New concession hunters are now on the march, seeking control over African land and water to augment food security back home, principally in the Persian Gulf and East Asia.
Like Cecil Rhodes and his contemporaries, they are finding willing local accomplices, eager to lease out vast tracts of land in return for derisory payments and illusory promises. As in colonial times, local people are almost never consulted.
This has attracted a certain amount of research and media attention which I have documented in select bibliographies posted on Oxfam GB’s Land Rights in Africa website: http://www.oxfam.org.uk/resources/learning/landrights/index.html
My paper will review some of this literature and examine the insane geopolitics of biofuels, in which EU countries are permitted to carry on polluting the planet in return for African countries agreeing to convert land currently producing food into biofuel production in order to gain carbon credits.
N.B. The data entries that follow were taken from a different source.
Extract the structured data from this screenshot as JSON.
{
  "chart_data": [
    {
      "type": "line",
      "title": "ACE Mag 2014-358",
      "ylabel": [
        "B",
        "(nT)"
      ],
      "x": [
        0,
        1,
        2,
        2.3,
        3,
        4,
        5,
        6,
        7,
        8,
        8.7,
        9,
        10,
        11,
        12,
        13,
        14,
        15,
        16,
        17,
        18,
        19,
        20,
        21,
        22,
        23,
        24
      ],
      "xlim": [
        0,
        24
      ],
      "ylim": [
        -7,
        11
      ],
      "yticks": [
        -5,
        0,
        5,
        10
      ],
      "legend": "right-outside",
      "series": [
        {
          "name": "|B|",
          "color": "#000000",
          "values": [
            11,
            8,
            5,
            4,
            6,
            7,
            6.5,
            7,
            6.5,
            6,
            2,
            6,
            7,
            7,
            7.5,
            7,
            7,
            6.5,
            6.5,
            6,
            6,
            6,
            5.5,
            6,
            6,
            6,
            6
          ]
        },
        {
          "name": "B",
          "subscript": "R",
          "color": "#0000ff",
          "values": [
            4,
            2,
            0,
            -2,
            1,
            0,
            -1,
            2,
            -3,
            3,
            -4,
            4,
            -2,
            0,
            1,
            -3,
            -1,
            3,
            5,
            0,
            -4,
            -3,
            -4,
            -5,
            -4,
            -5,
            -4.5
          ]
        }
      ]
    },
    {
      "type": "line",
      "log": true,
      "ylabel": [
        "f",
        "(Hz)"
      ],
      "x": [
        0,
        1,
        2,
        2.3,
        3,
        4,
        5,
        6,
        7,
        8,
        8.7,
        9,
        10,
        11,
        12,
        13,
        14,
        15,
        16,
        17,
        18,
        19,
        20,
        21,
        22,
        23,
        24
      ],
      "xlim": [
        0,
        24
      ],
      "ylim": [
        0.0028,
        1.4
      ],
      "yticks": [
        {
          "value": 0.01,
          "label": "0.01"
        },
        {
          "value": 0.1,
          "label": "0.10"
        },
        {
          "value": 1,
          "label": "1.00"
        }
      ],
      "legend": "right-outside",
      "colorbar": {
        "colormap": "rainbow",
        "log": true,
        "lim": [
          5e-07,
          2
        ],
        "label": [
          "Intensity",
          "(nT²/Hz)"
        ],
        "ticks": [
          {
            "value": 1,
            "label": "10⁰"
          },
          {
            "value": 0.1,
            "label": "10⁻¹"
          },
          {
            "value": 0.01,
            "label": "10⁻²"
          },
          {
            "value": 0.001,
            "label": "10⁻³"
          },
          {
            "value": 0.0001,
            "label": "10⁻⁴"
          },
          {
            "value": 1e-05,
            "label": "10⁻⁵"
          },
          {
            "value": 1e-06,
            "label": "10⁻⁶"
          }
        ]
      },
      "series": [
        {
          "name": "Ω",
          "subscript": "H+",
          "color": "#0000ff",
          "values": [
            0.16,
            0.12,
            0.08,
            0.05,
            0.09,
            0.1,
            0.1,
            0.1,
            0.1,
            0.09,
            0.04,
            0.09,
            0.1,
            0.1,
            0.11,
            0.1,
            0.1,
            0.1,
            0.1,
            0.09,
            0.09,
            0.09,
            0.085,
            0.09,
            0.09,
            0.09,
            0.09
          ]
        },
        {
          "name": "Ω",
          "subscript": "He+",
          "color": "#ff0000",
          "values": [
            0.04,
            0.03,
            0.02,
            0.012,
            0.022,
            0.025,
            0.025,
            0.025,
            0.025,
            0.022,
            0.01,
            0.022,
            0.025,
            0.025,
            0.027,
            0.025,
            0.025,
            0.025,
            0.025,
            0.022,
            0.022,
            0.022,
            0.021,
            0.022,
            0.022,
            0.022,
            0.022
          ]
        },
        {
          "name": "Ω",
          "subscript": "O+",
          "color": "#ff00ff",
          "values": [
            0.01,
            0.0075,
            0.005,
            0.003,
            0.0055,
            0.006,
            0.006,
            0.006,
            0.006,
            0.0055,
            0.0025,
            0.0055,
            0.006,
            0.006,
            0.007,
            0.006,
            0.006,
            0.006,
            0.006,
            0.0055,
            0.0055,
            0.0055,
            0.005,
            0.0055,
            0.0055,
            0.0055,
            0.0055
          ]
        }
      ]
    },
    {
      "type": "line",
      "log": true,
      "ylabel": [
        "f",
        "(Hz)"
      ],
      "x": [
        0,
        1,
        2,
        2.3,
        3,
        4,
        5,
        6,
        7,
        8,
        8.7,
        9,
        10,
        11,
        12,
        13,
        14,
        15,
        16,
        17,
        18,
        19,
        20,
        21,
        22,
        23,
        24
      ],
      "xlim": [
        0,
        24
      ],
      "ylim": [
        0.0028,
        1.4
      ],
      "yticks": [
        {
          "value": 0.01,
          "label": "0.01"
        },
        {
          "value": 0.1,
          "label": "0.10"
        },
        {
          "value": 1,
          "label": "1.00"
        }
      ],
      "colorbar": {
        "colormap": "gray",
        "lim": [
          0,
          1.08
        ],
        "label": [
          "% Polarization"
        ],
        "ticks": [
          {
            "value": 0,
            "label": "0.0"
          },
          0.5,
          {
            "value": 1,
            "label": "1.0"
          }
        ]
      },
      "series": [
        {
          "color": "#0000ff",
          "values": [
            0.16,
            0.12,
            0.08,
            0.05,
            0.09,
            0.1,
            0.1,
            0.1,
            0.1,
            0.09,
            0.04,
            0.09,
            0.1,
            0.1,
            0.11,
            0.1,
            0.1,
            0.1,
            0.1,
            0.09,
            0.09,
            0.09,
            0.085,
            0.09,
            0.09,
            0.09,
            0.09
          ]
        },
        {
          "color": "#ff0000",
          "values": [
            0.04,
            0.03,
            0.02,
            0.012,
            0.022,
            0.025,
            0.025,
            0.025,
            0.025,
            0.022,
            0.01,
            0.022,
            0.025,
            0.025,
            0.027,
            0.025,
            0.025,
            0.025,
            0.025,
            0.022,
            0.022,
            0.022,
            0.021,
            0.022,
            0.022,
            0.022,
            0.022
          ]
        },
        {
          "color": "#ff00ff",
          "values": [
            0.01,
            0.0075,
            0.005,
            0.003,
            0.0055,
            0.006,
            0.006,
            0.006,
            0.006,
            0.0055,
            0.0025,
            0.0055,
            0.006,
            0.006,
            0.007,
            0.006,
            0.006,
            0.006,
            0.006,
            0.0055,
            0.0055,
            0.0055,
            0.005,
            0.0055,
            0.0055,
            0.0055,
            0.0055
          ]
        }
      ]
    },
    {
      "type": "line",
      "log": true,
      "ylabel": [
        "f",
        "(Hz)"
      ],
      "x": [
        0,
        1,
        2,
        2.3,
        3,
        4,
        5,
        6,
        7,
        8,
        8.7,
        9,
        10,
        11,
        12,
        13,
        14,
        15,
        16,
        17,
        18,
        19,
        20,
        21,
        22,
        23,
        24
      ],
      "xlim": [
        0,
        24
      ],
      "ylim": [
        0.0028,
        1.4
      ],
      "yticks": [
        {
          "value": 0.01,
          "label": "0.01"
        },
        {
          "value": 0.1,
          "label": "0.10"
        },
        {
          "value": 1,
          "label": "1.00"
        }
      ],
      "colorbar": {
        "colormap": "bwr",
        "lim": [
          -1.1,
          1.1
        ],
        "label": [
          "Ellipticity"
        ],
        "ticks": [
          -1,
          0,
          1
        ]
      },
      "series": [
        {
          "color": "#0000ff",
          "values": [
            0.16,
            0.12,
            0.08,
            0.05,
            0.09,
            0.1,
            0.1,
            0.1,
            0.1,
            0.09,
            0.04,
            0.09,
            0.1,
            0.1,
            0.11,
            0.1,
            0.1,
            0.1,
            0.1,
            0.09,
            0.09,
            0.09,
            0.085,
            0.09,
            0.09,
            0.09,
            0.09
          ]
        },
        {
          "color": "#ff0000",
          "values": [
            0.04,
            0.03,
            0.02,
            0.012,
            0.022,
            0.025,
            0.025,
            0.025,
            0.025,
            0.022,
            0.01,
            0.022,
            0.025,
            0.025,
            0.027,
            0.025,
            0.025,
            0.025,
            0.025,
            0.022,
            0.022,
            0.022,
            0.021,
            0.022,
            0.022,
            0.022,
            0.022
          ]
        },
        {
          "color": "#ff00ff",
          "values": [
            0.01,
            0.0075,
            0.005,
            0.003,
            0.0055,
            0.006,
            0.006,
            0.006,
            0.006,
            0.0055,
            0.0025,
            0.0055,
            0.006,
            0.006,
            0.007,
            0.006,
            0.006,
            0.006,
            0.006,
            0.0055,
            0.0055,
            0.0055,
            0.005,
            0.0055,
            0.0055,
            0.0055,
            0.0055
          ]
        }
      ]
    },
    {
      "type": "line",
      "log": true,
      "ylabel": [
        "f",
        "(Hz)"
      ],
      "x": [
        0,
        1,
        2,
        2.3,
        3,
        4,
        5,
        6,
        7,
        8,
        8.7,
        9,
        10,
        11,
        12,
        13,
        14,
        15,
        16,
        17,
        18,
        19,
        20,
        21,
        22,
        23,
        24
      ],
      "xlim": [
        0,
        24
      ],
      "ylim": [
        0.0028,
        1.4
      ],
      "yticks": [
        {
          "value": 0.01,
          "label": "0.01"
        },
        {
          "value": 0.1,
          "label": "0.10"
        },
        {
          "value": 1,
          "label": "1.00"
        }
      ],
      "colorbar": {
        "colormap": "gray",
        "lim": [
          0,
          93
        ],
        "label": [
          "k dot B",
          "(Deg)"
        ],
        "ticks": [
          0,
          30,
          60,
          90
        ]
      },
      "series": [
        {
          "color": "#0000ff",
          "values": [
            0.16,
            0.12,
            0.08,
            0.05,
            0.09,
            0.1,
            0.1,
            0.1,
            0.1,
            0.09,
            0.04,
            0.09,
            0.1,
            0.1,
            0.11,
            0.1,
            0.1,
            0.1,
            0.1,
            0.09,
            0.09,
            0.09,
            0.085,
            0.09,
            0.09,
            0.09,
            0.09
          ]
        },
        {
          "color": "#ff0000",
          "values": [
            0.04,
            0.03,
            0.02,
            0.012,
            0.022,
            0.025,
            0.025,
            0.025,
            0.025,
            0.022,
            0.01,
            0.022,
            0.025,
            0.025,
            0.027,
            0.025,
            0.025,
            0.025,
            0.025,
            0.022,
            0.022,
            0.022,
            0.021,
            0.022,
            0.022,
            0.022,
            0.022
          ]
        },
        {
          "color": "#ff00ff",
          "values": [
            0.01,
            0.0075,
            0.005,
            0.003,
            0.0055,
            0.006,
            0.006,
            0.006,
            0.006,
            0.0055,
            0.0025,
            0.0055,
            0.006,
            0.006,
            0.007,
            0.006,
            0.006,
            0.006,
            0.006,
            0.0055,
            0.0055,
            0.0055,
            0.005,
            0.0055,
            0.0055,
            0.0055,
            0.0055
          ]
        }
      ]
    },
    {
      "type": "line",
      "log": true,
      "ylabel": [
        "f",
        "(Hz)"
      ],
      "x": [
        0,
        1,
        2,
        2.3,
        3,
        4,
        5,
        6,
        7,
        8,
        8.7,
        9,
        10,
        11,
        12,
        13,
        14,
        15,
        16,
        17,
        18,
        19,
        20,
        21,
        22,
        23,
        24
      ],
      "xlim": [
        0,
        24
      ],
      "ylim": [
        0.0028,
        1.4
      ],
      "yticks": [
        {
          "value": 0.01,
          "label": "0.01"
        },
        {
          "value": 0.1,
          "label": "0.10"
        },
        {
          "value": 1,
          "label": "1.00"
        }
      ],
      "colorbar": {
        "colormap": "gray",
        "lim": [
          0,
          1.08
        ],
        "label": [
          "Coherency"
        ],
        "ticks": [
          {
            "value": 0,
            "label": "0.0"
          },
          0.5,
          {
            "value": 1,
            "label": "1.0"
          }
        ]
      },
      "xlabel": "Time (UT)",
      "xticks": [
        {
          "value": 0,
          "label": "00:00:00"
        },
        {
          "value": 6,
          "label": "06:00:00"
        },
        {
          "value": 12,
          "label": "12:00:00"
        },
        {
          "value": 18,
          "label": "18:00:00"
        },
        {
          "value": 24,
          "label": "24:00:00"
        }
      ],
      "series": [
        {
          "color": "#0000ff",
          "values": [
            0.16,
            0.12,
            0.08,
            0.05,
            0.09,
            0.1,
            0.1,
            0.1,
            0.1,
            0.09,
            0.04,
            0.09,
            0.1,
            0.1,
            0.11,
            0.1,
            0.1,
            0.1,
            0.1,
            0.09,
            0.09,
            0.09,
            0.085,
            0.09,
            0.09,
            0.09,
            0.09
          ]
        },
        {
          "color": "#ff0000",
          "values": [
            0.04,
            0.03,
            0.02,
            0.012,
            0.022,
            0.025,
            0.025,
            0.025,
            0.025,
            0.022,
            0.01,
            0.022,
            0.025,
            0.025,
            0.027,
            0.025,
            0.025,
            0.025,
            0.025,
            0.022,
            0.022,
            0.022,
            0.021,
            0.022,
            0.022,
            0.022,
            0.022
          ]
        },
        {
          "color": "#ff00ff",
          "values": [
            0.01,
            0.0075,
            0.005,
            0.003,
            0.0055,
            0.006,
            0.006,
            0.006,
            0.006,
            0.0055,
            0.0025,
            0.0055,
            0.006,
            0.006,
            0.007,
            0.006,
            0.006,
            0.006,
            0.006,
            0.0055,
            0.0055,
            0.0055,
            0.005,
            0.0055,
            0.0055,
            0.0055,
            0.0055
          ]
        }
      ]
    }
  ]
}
It will also ask why so much of the literature appears utterly complacent in the light of global land grabbing, and why such an enormous effort is involved, by organizations such as the World Bank, FAO, IFAD, IFPRI etc, in the drawing up of international codes of conduct in an attempt to regulate it.
It will ponder why so many researchers seem so obsessed with the need to find painless ‘win-win’ solutions.
And it will also question why, given that the long term impact of global land grabbing on many African rural communities could well be catastrophic, there appears to exist an almost total conspiracy of silence on the subject.